Title

Labeling the disabled: Finding meaning as a participant of a district-level committee on special education

Date of Award

5-2000

Degree Type

Dissertation

Degree Name

Doctor of Education (EdD)

Department

Teaching and Leadership

Advisor(s)

Marilyn Tallerico

Keywords

Committee on Special Education, Disabled, Special education

Subject Categories

Disability and Equity in Education | Education Policy | Special Education and Teaching

Abstract

Under federal and New York state law and regulation, all public school districts must provide special education services to students identified as having educational disabilities. The process by which students are labeled disabled is highly prescribed. In each public school district, a multidisciplinary team of school personnel and parents oversees the labeling of students and the provision of special education services. In New York state, this multidisciplinary team of professionals and parents is called the Committee on Special Education (CSE).

The purpose of this study is to explore the experiences that members of one district-level Committee on Special Education have as they participate in the CSE process. This study examines the meaning that members, individually and collectively, make of their roles in this authoritative body which identifies students as disabled.

This research is a case study using the qualitative methods of interviews, participant observations, and document analyses. It provides a contextualized understanding of CSE activity from the perspectives of the persons who are closest to that process.

The principal findings of this research indicate that the individual members of one school district's CSE predicate their efforts to procure special education services for students on the social construction of disability as negative deviance. These well-intentioned persons, individually and collectively as the CSE, believe that disability is a deviance from accepted social norms and can be measured, quantified, and best addressed by special education.
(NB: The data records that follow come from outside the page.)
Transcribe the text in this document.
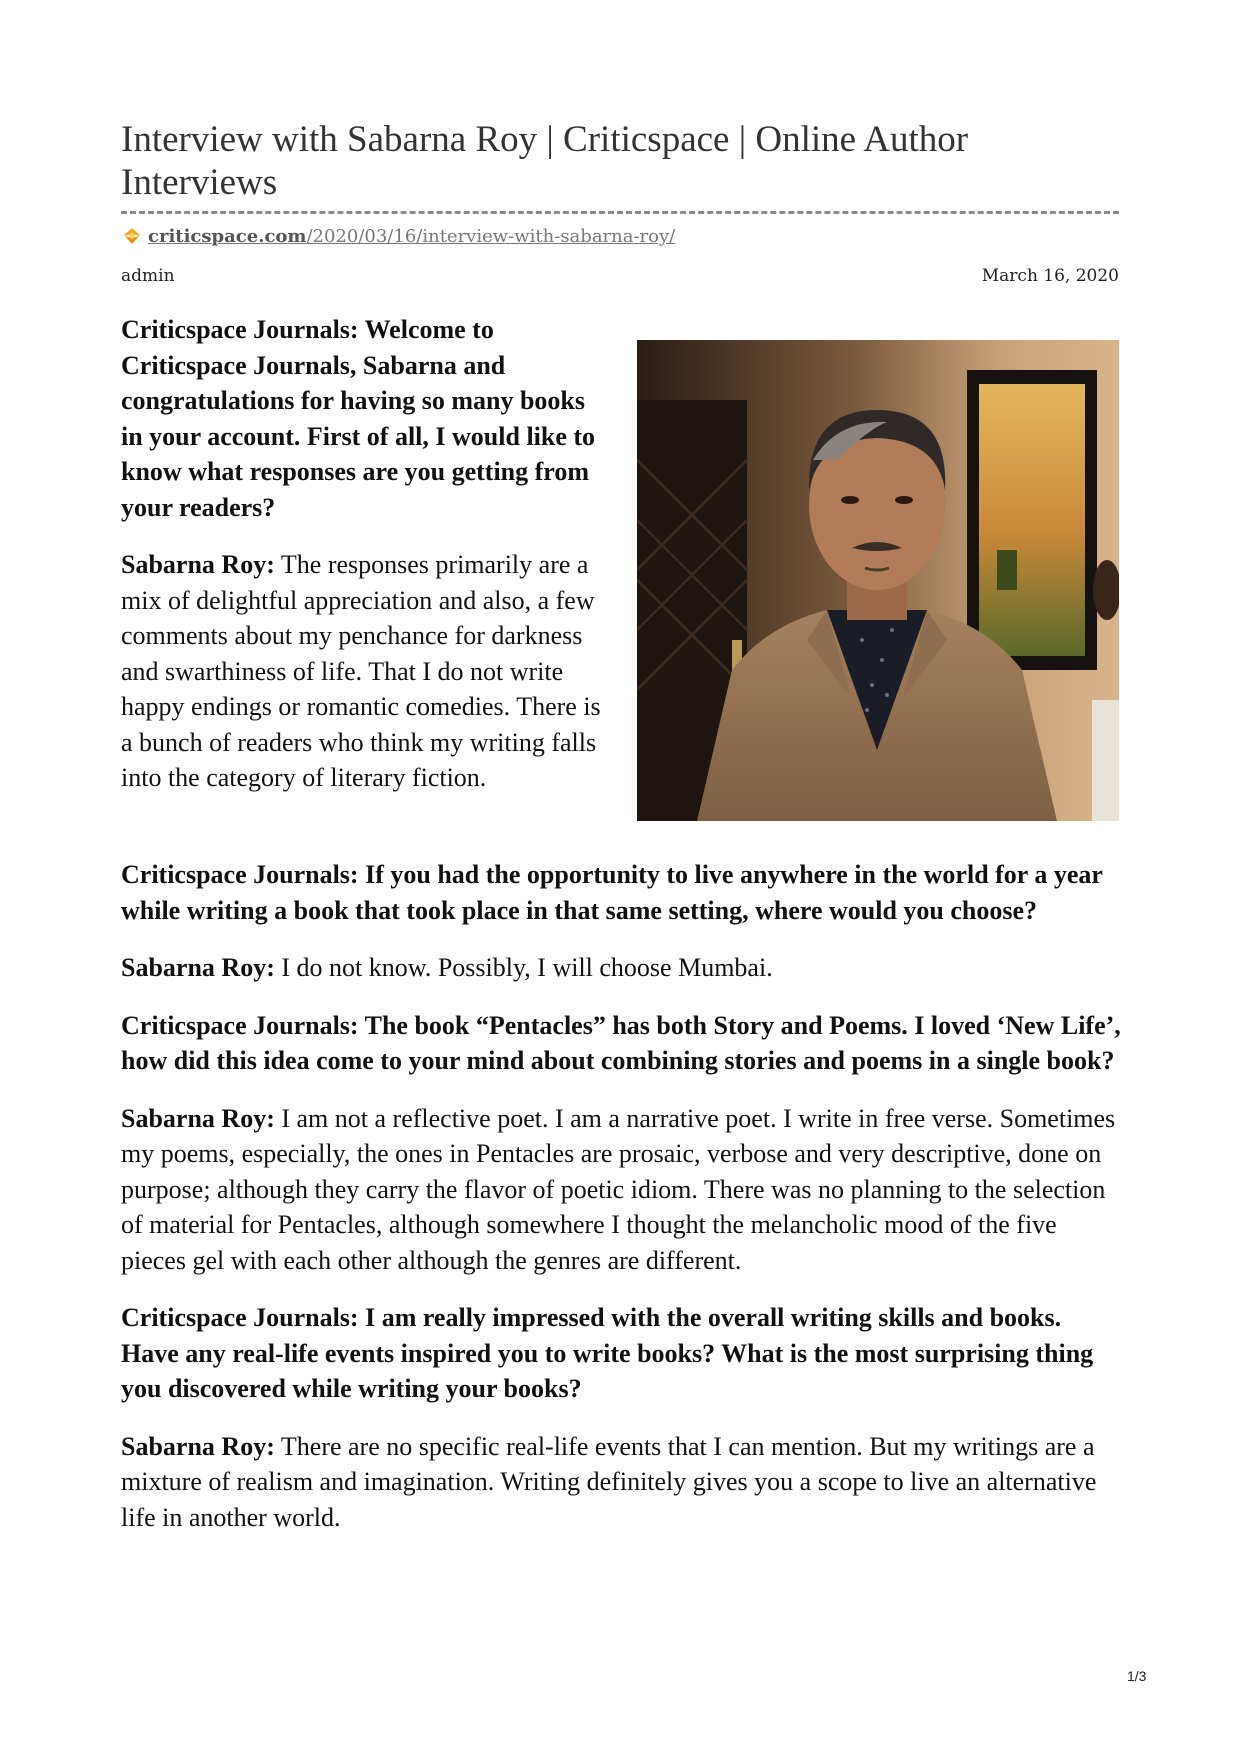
Interview with Sabarna Roy | Criticspace | Online Author Interviews
criticspace.com/2020/03/16/interview-with-sabarna-roy/
admin	March 16, 2020

Criticspace Journals: Welcome to Criticspace Journals, Sabarna and congratulations for having so many books in your account. First of all, I would like to know what responses are you getting from your readers?

Sabarna Roy: The responses primarily are a mix of delightful appreciation and also, a few comments about my penchance for darkness and swarthiness of life. That I do not write happy endings or romantic comedies. There is a bunch of readers who think my writing falls into the category of literary fiction.

Criticspace Journals: If you had the opportunity to live anywhere in the world for a year while writing a book that took place in that same setting, where would you choose?

Sabarna Roy: I do not know. Possibly, I will choose Mumbai.

Criticspace Journals: The book “Pentacles” has both Story and Poems. I loved ‘New Life’, how did this idea come to your mind about combining stories and poems in a single book?

Sabarna Roy: I am not a reflective poet. I am a narrative poet. I write in free verse. Sometimes my poems, especially, the ones in Pentacles are prosaic, verbose and very descriptive, done on purpose; although they carry the flavor of poetic idiom. There was no planning to the selection of material for Pentacles, although somewhere I thought the melancholic mood of the five pieces gel with each other although the genres are different.

Criticspace Journals: I am really impressed with the overall writing skills and books. Have any real-life events inspired you to write books? What is the most surprising thing you discovered while writing your books?

Sabarna Roy: There are no specific real-life events that I can mention. But my writings are a mixture of realism and imagination. Writing definitely gives you a scope to live an alternative life in another world.

1/3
These beliefs undergird an entire system of professional competition. This school district's CSE's professional members use courtroom-like gaming strategies to procure special education services for students. These CSE members may suppress or overemphasize certain assessment results in order to strengthen arguments for or against labeling students disabled. The federal and state funding structures for special education services coerce CSE professionals to subscribe to the social construction of disability as negative deviance, and to label students as disabled. Because monies flow to school district based on the numbers of students identified as disabled and the level of educational supports they receive, CSE members participate in the acquisition of these funds by using their abilities to successfully argue to have students labeled disabled.